Bracing for the dissolution of a marriage can be challenging, both emotionally and financially. Even the most amicable of divorces can be stressful, so divorce proceedings where both parties are in a court battle over the house or the children can be especially overwhelming.
Fortunately, not every marital split in Arizona has to involve going to trial. Resolving divorce-related issues through informal negotiations can make navigating this type of family law proceeding easier.

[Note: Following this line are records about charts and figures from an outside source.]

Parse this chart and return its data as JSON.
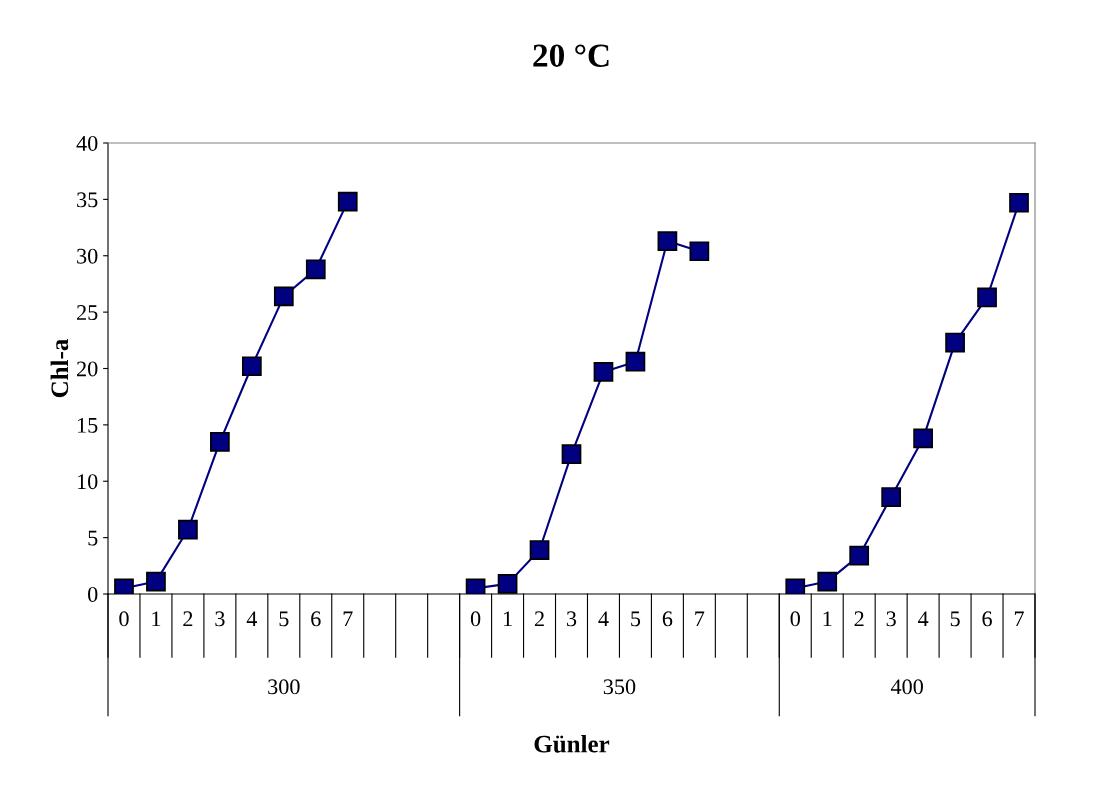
{
  "chart_data": {
    "type": "line",
    "title": "20 °C",
    "xlabel": "Günler",
    "ylabel": "Chl-a",
    "categories": [
      "0",
      "1",
      "2",
      "3",
      "4",
      "5",
      "6",
      "7",
      null,
      null,
      null,
      "0",
      "1",
      "2",
      "3",
      "4",
      "5",
      "6",
      "7",
      null,
      null,
      "0",
      "1",
      "2",
      "3",
      "4",
      "5",
      "6",
      "7"
    ],
    "series": [
      {
        "color": "#000080",
        "values": [
          0.5,
          1.1,
          5.7,
          13.5,
          20.2,
          26.4,
          28.8,
          34.8,
          null,
          null,
          null,
          0.5,
          0.9,
          3.9,
          12.4,
          19.7,
          20.6,
          31.3,
          30.4,
          null,
          null,
          0.5,
          1.1,
          3.4,
          8.6,
          13.8,
          22.3,
          26.3,
          34.7
        ]
      }
    ],
    "annotations": [
      "300",
      "350",
      "400"
    ],
    "ylim": [
      0,
      40
    ],
    "yticks": [
      0,
      5,
      10,
      15,
      20,
      25,
      30,
      35,
      40
    ],
    "marker": "square",
    "line_style": "solid",
    "grid": false,
    "legend": false
  }
}
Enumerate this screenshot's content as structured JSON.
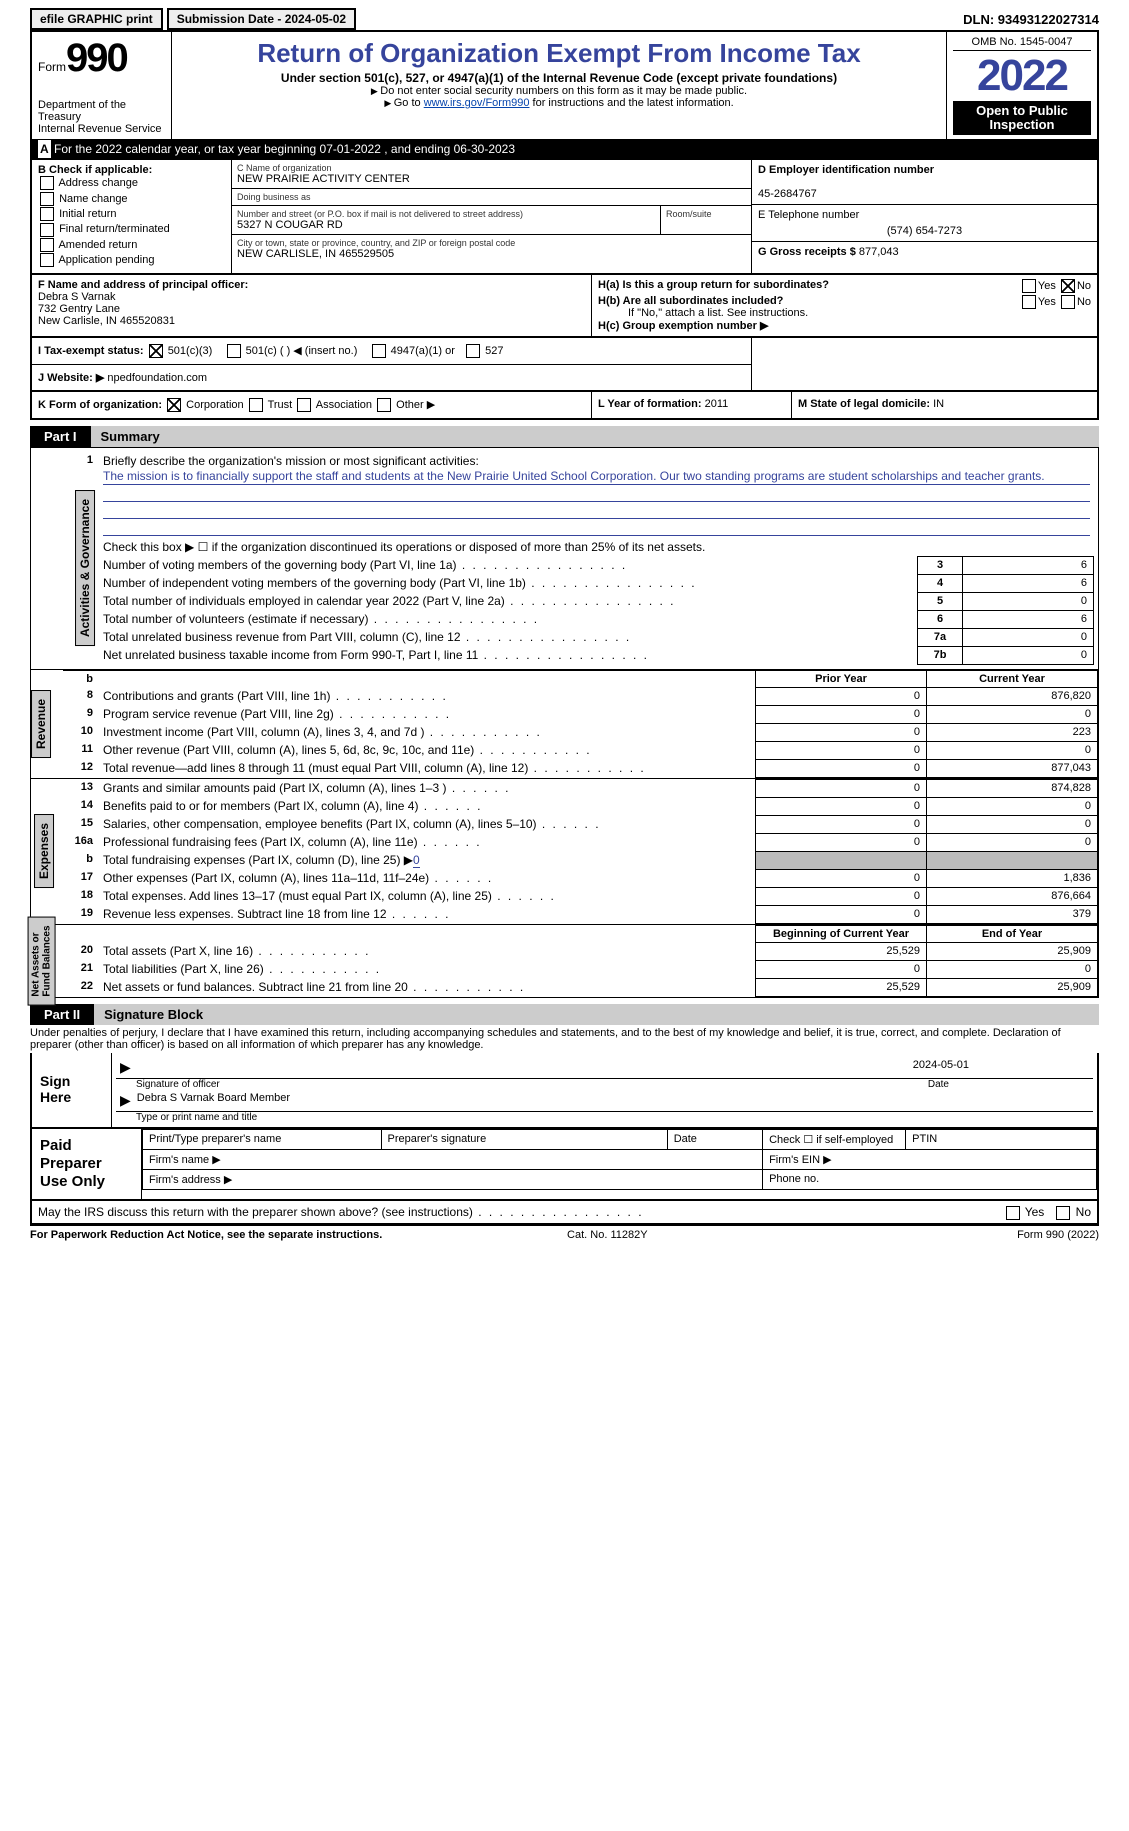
{
  "top": {
    "efile": "efile GRAPHIC print",
    "submission_label": "Submission Date - 2024-05-02",
    "dln_label": "DLN: 93493122027314"
  },
  "header": {
    "form_word": "Form",
    "form_num": "990",
    "dept": "Department of the Treasury\nInternal Revenue Service",
    "title": "Return of Organization Exempt From Income Tax",
    "subtitle": "Under section 501(c), 527, or 4947(a)(1) of the Internal Revenue Code (except private foundations)",
    "note1": "Do not enter social security numbers on this form as it may be made public.",
    "note2_pre": "Go to ",
    "note2_link": "www.irs.gov/Form990",
    "note2_post": " for instructions and the latest information.",
    "omb": "OMB No. 1545-0047",
    "year": "2022",
    "open_pub": "Open to Public Inspection"
  },
  "line_a": "For the 2022 calendar year, or tax year beginning 07-01-2022   , and ending 06-30-2023",
  "box_b": {
    "label": "B Check if applicable:",
    "opts": [
      "Address change",
      "Name change",
      "Initial return",
      "Final return/terminated",
      "Amended return",
      "Application pending"
    ]
  },
  "box_c": {
    "name_label": "C Name of organization",
    "name": "NEW PRAIRIE ACTIVITY CENTER",
    "dba_label": "Doing business as",
    "dba": "",
    "street_label": "Number and street (or P.O. box if mail is not delivered to street address)",
    "room_label": "Room/suite",
    "street": "5327 N COUGAR RD",
    "city_label": "City or town, state or province, country, and ZIP or foreign postal code",
    "city": "NEW CARLISLE, IN  465529505"
  },
  "box_d": {
    "label": "D Employer identification number",
    "val": "45-2684767"
  },
  "box_e": {
    "label": "E Telephone number",
    "val": "(574) 654-7273"
  },
  "box_g": {
    "label": "G Gross receipts $",
    "val": "877,043"
  },
  "box_f": {
    "label": "F  Name and address of principal officer:",
    "name": "Debra S Varnak",
    "addr1": "732 Gentry Lane",
    "addr2": "New Carlisle, IN  465520831"
  },
  "box_h": {
    "a": "H(a)  Is this a group return for subordinates?",
    "b": "H(b)  Are all subordinates included?",
    "b_note": "If \"No,\" attach a list. See instructions.",
    "c": "H(c)  Group exemption number ▶",
    "yes": "Yes",
    "no": "No"
  },
  "tax_status": {
    "label": "I  Tax-exempt status:",
    "c3": "501(c)(3)",
    "c": "501(c) (  ) ◀ (insert no.)",
    "a1": "4947(a)(1) or",
    "s527": "527"
  },
  "box_j": {
    "label": "J  Website: ▶",
    "val": " npedfoundation.com"
  },
  "box_k": {
    "label": "K Form of organization:",
    "corp": "Corporation",
    "trust": "Trust",
    "assoc": "Association",
    "other": "Other ▶"
  },
  "box_l": {
    "label": "L Year of formation:",
    "val": "2011"
  },
  "box_m": {
    "label": "M State of legal domicile:",
    "val": "IN"
  },
  "part1": {
    "tab": "Part I",
    "title": "Summary"
  },
  "summary": {
    "q1": "Briefly describe the organization's mission or most significant activities:",
    "mission": "The mission is to financially support the staff and students at the New Prairie United School Corporation. Our two standing programs are student scholarships and teacher grants.",
    "q2": "Check this box ▶ ☐  if the organization discontinued its operations or disposed of more than 25% of its net assets.",
    "rows_top": [
      {
        "n": "3",
        "t": "Number of voting members of the governing body (Part VI, line 1a)",
        "nb": "3",
        "v": "6"
      },
      {
        "n": "4",
        "t": "Number of independent voting members of the governing body (Part VI, line 1b)",
        "nb": "4",
        "v": "6"
      },
      {
        "n": "5",
        "t": "Total number of individuals employed in calendar year 2022 (Part V, line 2a)",
        "nb": "5",
        "v": "0"
      },
      {
        "n": "6",
        "t": "Total number of volunteers (estimate if necessary)",
        "nb": "6",
        "v": "6"
      },
      {
        "n": "7a",
        "t": "Total unrelated business revenue from Part VIII, column (C), line 12",
        "nb": "7a",
        "v": "0"
      },
      {
        "n": "",
        "t": "Net unrelated business taxable income from Form 990-T, Part I, line 11",
        "nb": "7b",
        "v": "0"
      }
    ],
    "col_prior": "Prior Year",
    "col_curr": "Current Year",
    "revenue": [
      {
        "n": "8",
        "t": "Contributions and grants (Part VIII, line 1h)",
        "p": "0",
        "c": "876,820"
      },
      {
        "n": "9",
        "t": "Program service revenue (Part VIII, line 2g)",
        "p": "0",
        "c": "0"
      },
      {
        "n": "10",
        "t": "Investment income (Part VIII, column (A), lines 3, 4, and 7d )",
        "p": "0",
        "c": "223"
      },
      {
        "n": "11",
        "t": "Other revenue (Part VIII, column (A), lines 5, 6d, 8c, 9c, 10c, and 11e)",
        "p": "0",
        "c": "0"
      },
      {
        "n": "12",
        "t": "Total revenue—add lines 8 through 11 (must equal Part VIII, column (A), line 12)",
        "p": "0",
        "c": "877,043"
      }
    ],
    "expenses": [
      {
        "n": "13",
        "t": "Grants and similar amounts paid (Part IX, column (A), lines 1–3 )",
        "p": "0",
        "c": "874,828"
      },
      {
        "n": "14",
        "t": "Benefits paid to or for members (Part IX, column (A), line 4)",
        "p": "0",
        "c": "0"
      },
      {
        "n": "15",
        "t": "Salaries, other compensation, employee benefits (Part IX, column (A), lines 5–10)",
        "p": "0",
        "c": "0"
      },
      {
        "n": "16a",
        "t": "Professional fundraising fees (Part IX, column (A), line 11e)",
        "p": "0",
        "c": "0"
      },
      {
        "n": "b",
        "t": "Total fundraising expenses (Part IX, column (D), line 25) ▶",
        "p": "",
        "c": "",
        "v0": "0"
      },
      {
        "n": "17",
        "t": "Other expenses (Part IX, column (A), lines 11a–11d, 11f–24e)",
        "p": "0",
        "c": "1,836"
      },
      {
        "n": "18",
        "t": "Total expenses. Add lines 13–17 (must equal Part IX, column (A), line 25)",
        "p": "0",
        "c": "876,664"
      },
      {
        "n": "19",
        "t": "Revenue less expenses. Subtract line 18 from line 12",
        "p": "0",
        "c": "379"
      }
    ],
    "col_begin": "Beginning of Current Year",
    "col_end": "End of Year",
    "net": [
      {
        "n": "20",
        "t": "Total assets (Part X, line 16)",
        "p": "25,529",
        "c": "25,909"
      },
      {
        "n": "21",
        "t": "Total liabilities (Part X, line 26)",
        "p": "0",
        "c": "0"
      },
      {
        "n": "22",
        "t": "Net assets or fund balances. Subtract line 21 from line 20",
        "p": "25,529",
        "c": "25,909"
      }
    ]
  },
  "vlabels": {
    "ag": "Activities & Governance",
    "rev": "Revenue",
    "exp": "Expenses",
    "net": "Net Assets or\nFund Balances"
  },
  "part2": {
    "tab": "Part II",
    "title": "Signature Block"
  },
  "sig": {
    "decl": "Under penalties of perjury, I declare that I have examined this return, including accompanying schedules and statements, and to the best of my knowledge and belief, it is true, correct, and complete. Declaration of preparer (other than officer) is based on all information of which preparer has any knowledge.",
    "here": "Sign Here",
    "off_sig": "Signature of officer",
    "date": "Date",
    "date_val": "2024-05-01",
    "name": "Debra S Varnak  Board Member",
    "name_lbl": "Type or print name and title"
  },
  "prep": {
    "left": "Paid Preparer Use Only",
    "r1": [
      "Print/Type preparer's name",
      "Preparer's signature",
      "Date",
      "Check ☐ if self-employed",
      "PTIN"
    ],
    "r2": [
      "Firm's name   ▶",
      "Firm's EIN ▶"
    ],
    "r3": [
      "Firm's address ▶",
      "Phone no."
    ]
  },
  "discuss": "May the IRS discuss this return with the preparer shown above? (see instructions)",
  "footer": {
    "l": "For Paperwork Reduction Act Notice, see the separate instructions.",
    "m": "Cat. No. 11282Y",
    "r": "Form 990 (2022)"
  }
}
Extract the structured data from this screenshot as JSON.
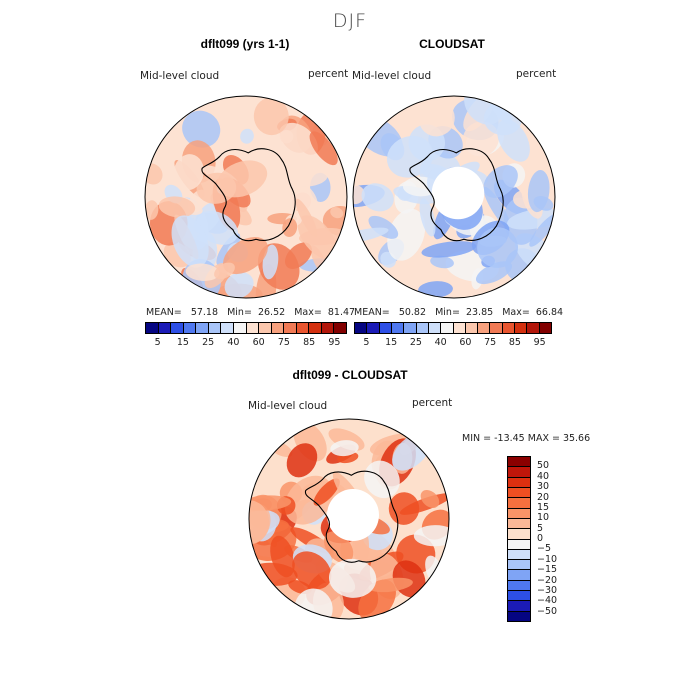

Most divorces are actually resolved before the couples' issues have to go before a judge. Alternative dispute resolution -- or ADR -- processes, such as mediation or collaborative divorce, help to make this possible. Through ADR, two spouses can negotiate how to deal with matters such as property division, child support and child custody. However, the success of negotiations really depends on two factors:
- How much of a dispute you and your spouse are having regarding key issues
- How willing both parties are to work together in resolving these issues
Property division is one of the biggest areas of contention during the dissolution of a marriage, especially if a couple has large assets or high-value assets. Another important consideration when dealing with the division of property is addressing the division of debt -- including a mortgage, credit cards or a car loan.
During negotiations, when dealing with the family home specifically, you and your spouse may be able to reach an agreement on who gets to keep the house, or you may both decide to sell the house and split the profits, for example.
Compared with going to trial, ADR tends to be much more casual and less adversarial. In addition, it can facilitate and encourage early settlement. Through processes such as collaborative divorce and mediation, both you and your future ex have the chance to play equal and active roles in addressing key issues in your divorce.
If you are unable to achieve a settlement on your own, including your own parenting plan if child custody is an issue in your marital split-up, then a judge in Arizona will have to make these important decisions for you, and the judge's decision may not be in alignment with what you or the other party would have wanted.